In this work, we used RNAseq data to analyze the TLR15 expression levels in different tissues of two holocephalans, C. milii and H. colliei ( Figure 3 ). The patterns differed between species whereby TLR15 is expressed in all tissues of C. milii, with higher expression in gills, spleen, thymus and testis, while it is weakly expressed in H. colliei and only in heart, spleen, kidney and testis ( Figure 3 ). When compared to two constitutively expressed TLR2 and TLR3 genes, TLR15 shows relatively low expression in both holocephalans, but more so in H. colliei (Supplementary Figures 4, 5).

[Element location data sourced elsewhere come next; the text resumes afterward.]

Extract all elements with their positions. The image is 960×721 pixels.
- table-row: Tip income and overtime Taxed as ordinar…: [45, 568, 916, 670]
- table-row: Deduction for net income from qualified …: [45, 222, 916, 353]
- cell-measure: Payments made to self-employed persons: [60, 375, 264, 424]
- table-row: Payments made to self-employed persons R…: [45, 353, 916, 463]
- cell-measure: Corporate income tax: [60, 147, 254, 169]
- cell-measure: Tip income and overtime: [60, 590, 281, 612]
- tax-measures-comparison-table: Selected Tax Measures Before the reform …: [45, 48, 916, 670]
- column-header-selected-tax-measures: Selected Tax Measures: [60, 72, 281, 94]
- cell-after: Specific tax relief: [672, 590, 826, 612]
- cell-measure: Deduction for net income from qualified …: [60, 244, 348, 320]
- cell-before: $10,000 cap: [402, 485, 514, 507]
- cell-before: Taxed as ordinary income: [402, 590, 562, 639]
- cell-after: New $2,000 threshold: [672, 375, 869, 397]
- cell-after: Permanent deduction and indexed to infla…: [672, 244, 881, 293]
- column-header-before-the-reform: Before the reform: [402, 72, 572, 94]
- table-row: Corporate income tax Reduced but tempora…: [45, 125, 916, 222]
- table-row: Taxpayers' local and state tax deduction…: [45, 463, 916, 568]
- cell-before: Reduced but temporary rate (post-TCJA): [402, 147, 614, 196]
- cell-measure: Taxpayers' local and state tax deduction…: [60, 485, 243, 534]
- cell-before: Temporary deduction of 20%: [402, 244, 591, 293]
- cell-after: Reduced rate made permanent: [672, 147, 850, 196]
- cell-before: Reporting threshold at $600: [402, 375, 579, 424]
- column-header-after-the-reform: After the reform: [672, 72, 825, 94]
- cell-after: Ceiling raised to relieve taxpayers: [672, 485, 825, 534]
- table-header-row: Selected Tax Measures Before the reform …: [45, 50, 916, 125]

Here, we searched for signatures of selection in the functional TLR15 proteins using the corresponding nucleotide sequences from three birds, three crocodilians, four squamate reptiles, two lungfishes and four holocephalans. Our results detected 7 sites under positive selection and 292 sites under negative selection ( Supplementary Tables 2 , 3 , respectively, and Supplementary Figure 1 ). From the 7 positively selected codons (PSC), six are located in the ectodomain. In turn, from de 292 sites under negative selection, 85 sites were detected in the TIR domain, 21 sites were in the C-terminus region and 75 sites were detected on the ECD, specifically in the LRR motifs. With the exception of LRR3 (no sites under selection), all LRR motifs are under negative pressure, with LRR18 exhibiting the highest number of sites under negative selection (7 sites).